Sigma Algebras generated by Sets

[Bacle]

Hi, All:

A simple question: If A is the sigma- algebra generated by a collection C of subsets

of an ambient set X. Isn't it trivial that the sigma-algebra generated by A is A itself?

One definition is that the sigma algebra generated by a collection S of subsets is the

intersection of all s-algebras containing the collection S . Doesn't this automatically

mean that A is thesigma algebra generated by A? I am trying to avoid using the fact

that a countable union of countable sets is countable (otherwise, each set in A is the

countable union of sets in C, so a countable union of subsets of A is a countable union

of a countable union of sets in C , which is itself a countable union, so it is

contained in A, by def. of A as the s-algebra generated by C --a tongue-twister and proof! )

Thanks.

P.S: I am trying to answer the question for a student who has not yet seen cardinal arithmeti;

that is why I am trying to avoid using that union of countable is countable,

 

[Fredrik]

[strike]The smallest σ-algebra that contains A is {∅,A,A^c,X}.[/strike] (Edit: No it's not. That's the smallest σ-algebra that has the set A as a member, when A is a subset of X. But Bacle asked about the smallest σ-algebra that has the σ-algebra A as a subset. That's obviously A itself).

The definition of a σ-algebra is motivated by the idea that it's supposed to be the domain of a function that assigns a "size" to sets. What properties would we want such a function to have? Let's call the function μ and its domain Σ. Let A and B be two arbitrary members of Σ.

We require that μ(∅)=0. So we need ∅ to be in Σ.

We require μ(A⋃B)=μ(A)+μ(B) whenever A and B are disjoint. So we need A⋃B to be in Σ when A and B are disjoint. But A⋃B=A⋃(B-A), and that's a disjoint union on the right, so if B-A is in Σ, we can conclude that A⋃B is, even when they're not disjoint.

If we don't require that A-B is in Σ, we wouldn't be able to say that μ(A)=μ(A-B)+μ(A-(A-B)). Since this is a property we want μ to have, we require that A-B is in Σ.

Finally, it makes sense to require that X is in Σ. This means that A^c=X-A is too.

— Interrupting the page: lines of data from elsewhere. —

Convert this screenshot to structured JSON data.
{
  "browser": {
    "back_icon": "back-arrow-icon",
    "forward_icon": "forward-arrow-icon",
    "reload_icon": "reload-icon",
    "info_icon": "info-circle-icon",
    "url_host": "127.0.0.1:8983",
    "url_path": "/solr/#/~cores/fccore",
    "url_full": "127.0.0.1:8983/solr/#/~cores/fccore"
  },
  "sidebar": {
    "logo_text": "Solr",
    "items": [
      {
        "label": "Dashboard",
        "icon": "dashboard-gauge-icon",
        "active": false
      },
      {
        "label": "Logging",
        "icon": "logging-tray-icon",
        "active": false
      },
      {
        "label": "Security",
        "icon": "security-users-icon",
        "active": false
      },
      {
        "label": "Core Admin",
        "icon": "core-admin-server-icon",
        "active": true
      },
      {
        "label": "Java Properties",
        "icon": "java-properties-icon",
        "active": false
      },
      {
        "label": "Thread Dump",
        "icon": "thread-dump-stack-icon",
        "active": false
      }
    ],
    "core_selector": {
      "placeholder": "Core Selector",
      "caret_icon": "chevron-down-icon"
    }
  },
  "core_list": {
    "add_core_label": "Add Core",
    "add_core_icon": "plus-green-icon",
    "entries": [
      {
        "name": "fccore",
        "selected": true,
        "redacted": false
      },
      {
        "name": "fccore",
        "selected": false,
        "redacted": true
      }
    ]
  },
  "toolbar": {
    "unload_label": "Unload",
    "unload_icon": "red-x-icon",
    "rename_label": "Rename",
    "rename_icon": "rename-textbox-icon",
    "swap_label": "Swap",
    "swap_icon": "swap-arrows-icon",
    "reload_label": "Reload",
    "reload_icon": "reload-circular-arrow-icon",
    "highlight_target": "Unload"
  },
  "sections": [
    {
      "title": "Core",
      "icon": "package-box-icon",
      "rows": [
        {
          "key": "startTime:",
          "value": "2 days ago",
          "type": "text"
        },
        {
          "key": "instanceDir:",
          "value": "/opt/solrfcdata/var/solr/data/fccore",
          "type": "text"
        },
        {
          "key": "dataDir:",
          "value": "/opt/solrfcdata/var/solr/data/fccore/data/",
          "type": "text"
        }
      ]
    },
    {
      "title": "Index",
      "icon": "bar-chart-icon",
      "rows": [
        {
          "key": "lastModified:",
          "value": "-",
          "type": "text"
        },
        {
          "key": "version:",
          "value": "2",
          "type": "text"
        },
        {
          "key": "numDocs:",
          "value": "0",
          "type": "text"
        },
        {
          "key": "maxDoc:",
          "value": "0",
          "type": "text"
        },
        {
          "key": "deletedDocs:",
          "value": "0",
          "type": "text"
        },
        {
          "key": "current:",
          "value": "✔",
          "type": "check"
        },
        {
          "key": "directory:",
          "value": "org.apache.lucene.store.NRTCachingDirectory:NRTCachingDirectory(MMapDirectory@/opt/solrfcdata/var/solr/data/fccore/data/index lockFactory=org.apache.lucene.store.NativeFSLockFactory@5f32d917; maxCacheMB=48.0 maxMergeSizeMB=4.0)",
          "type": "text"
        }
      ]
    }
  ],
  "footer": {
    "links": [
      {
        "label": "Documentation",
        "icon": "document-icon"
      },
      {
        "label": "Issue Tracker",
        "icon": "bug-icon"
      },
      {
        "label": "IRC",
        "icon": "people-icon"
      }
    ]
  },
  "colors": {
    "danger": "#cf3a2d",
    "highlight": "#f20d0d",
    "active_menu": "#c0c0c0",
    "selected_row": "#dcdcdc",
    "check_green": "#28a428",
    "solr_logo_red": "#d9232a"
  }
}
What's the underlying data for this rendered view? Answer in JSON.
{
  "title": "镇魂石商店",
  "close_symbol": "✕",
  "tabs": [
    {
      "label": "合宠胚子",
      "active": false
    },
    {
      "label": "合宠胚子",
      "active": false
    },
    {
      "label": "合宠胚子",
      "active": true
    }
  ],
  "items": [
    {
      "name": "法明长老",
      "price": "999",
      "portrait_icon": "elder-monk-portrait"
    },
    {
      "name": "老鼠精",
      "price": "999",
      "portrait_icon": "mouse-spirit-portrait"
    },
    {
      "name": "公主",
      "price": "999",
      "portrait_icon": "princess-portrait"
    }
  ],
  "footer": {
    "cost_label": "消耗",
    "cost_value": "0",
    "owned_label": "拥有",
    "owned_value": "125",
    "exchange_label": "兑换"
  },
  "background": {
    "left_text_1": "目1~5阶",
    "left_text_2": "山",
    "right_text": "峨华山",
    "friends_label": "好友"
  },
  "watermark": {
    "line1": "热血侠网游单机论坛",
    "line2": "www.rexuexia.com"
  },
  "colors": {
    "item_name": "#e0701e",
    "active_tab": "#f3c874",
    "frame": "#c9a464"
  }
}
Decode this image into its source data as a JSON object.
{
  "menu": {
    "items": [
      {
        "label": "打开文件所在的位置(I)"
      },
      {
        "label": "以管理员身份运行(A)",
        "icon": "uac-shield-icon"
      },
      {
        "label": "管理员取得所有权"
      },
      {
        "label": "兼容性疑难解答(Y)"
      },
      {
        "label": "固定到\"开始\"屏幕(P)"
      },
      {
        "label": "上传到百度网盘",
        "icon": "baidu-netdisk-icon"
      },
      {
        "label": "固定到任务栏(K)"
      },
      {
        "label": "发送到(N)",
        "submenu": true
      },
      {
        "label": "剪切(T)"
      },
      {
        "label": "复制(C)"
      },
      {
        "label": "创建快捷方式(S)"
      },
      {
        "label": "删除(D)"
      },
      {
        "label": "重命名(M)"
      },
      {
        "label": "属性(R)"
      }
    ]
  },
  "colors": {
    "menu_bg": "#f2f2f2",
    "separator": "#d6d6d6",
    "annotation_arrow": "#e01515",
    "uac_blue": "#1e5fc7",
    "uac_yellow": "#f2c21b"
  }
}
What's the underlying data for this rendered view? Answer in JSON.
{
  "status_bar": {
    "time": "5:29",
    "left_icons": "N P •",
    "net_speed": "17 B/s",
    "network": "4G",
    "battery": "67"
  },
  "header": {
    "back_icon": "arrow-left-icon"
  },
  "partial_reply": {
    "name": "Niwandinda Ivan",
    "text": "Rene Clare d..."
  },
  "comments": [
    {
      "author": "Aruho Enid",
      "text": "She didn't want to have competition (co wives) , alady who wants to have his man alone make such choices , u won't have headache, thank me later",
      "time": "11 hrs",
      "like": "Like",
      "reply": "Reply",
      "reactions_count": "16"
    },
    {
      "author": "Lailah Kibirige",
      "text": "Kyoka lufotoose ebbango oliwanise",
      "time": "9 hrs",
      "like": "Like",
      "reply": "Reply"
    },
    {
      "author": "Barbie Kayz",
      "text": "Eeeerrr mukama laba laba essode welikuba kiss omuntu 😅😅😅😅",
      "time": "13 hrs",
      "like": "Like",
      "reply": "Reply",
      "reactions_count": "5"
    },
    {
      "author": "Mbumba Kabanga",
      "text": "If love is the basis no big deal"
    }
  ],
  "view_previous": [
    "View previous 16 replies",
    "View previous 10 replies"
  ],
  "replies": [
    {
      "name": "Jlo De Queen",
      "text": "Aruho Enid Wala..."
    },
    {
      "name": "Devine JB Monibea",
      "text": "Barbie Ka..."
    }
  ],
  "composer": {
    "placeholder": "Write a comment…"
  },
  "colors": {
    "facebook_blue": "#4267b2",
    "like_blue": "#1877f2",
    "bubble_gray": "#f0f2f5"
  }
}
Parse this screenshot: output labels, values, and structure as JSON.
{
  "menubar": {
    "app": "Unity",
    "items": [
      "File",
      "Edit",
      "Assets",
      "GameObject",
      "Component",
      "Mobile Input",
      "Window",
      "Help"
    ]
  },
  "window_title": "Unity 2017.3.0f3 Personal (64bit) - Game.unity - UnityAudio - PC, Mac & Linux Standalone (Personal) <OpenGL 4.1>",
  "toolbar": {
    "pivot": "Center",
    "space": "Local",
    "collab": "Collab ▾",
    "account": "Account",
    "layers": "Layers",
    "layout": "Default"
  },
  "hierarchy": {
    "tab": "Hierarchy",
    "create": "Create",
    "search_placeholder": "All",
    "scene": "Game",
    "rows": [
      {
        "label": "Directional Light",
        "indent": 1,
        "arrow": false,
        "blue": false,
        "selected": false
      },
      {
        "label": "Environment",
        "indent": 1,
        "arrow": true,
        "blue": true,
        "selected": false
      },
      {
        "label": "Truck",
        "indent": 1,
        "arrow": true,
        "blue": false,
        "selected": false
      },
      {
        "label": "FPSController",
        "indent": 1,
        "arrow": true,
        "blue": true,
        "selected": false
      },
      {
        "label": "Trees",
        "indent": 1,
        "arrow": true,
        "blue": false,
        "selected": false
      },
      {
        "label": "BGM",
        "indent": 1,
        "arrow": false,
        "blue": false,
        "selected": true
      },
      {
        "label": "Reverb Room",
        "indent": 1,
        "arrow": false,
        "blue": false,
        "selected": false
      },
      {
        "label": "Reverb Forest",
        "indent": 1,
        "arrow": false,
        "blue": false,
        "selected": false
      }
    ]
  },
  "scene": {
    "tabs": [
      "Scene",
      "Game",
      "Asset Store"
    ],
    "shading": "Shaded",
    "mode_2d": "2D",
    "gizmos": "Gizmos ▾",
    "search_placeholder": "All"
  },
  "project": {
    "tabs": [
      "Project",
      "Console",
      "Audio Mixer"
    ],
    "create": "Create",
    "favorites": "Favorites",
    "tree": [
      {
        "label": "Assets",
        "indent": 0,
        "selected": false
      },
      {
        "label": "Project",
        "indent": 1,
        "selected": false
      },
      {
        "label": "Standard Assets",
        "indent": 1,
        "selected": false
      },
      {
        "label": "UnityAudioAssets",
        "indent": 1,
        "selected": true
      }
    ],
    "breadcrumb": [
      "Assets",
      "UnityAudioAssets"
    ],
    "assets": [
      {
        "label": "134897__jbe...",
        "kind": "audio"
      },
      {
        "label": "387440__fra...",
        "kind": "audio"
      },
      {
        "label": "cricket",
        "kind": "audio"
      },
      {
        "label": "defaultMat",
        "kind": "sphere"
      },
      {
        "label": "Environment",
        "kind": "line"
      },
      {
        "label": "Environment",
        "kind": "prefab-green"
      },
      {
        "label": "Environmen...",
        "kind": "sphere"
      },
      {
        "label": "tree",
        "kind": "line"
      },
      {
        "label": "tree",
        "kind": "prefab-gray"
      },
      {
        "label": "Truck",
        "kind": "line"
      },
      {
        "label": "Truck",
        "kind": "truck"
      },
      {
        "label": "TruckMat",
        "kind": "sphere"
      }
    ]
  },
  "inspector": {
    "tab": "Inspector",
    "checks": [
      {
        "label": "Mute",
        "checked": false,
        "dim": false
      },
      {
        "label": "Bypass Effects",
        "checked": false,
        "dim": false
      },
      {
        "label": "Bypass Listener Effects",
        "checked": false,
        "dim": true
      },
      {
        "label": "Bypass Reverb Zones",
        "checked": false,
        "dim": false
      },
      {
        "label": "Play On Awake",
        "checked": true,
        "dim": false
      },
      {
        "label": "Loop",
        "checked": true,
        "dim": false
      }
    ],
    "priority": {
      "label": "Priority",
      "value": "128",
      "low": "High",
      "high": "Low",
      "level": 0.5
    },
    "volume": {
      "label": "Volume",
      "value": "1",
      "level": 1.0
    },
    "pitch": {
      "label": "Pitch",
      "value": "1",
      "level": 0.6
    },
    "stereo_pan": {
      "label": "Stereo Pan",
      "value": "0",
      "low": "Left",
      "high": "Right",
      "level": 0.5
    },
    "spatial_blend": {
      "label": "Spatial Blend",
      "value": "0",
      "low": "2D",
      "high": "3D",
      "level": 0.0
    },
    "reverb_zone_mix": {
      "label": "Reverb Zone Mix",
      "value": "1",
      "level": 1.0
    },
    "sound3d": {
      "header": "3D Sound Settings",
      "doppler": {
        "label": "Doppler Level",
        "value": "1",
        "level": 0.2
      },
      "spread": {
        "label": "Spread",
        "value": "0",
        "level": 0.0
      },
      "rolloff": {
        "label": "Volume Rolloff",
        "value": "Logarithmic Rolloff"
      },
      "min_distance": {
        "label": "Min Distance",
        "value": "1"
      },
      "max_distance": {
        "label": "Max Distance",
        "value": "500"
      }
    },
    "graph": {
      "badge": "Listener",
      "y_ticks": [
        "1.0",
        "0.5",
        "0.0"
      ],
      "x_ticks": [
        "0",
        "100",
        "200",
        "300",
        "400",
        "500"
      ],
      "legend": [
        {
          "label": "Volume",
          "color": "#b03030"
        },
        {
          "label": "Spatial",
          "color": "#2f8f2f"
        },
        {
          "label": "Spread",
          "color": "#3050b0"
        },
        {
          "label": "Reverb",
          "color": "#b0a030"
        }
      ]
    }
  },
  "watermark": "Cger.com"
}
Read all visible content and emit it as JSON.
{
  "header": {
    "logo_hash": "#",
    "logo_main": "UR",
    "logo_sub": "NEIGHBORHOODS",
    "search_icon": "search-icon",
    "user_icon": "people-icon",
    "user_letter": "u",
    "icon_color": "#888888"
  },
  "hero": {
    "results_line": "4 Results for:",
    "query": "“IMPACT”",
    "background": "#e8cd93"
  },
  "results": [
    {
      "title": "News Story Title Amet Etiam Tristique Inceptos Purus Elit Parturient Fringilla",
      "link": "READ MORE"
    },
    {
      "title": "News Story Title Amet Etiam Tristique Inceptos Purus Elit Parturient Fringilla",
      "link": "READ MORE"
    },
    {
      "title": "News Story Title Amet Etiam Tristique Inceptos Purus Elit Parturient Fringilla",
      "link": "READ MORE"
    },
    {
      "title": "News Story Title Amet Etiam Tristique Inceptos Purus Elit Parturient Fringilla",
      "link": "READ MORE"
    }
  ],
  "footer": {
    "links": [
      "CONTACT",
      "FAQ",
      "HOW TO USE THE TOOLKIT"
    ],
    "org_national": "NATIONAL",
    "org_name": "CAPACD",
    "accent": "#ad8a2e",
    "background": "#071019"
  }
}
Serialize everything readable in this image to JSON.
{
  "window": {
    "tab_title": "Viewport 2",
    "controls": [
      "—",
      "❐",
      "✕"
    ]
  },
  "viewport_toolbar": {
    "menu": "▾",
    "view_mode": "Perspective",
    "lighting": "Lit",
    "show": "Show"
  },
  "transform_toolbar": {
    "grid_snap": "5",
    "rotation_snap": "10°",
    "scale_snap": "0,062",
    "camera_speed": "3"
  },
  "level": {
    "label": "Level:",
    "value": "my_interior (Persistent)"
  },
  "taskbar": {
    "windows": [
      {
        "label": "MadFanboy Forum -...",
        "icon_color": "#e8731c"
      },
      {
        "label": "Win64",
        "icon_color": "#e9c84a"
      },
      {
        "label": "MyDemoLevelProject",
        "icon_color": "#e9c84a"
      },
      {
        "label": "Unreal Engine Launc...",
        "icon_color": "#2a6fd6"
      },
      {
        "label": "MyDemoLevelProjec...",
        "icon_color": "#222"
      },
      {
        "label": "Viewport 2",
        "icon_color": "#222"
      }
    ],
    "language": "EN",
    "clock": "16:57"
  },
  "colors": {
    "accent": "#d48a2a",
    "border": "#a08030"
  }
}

These conditions on Σ are exactly what define an "algebra" of sets. A σ-algebra is defined by strengthening the assumption about disjoint unions to apply to countable disjoint unions instead of just finite disjoint unions.

 

[micromass]

Hi Bacle!

Frederik is correct, but I think you mean something else.

You mean to say that A is the sigma-algebra and you want the sigma-algebra generated by A. Well, in that case, I'd say it's pretty trivial that A is indeed the sigma-algebra generated by A. Like you mention, the sigma-algebra generated by A is the intersection of all the sigma-algebra containing A. But A is a sigma-algebra containing A, so the intersection equals A!

(Hint: use [ itex]\mathcal{A}[ /itex] instead of A, it's less confusing that way...)

 

[Fredrik]

Ah, I see now that I didn't read post #1 carefully enough. Yes, I agree that it's trivial. Oh well, I needed to get those arguments straight in my head anyway, and now we have a post we can reference when someone asks why a σ-algebra is defined the way it is.

 

[Bacle]

Thanks, All just a comment.;
:
I wonder what the point of this exercise was (it was taken from Royden, I was told)

Also, methodology-wise, I wonder why the exercise assigned did not require to

first show that there is at least one sigma algebra for a given collection--maybe

because the superset X from where the collection C is drawn would be one.

 

[Fredrik]

I wonder why the exercise assigned did not require to

first show that there is at least one sigma algebra for a given collection--maybe

because the superset X from where the collection C is drawn would be one.

Yes, if C is a collection of subsets of X, the power set of X is a σ-algebra that has C as a subset. This seems like the sort of thing that you shouldn't have to prove because it has (or should have) already been mentioned in the book, right next to the definition of "σ-algebra generated by".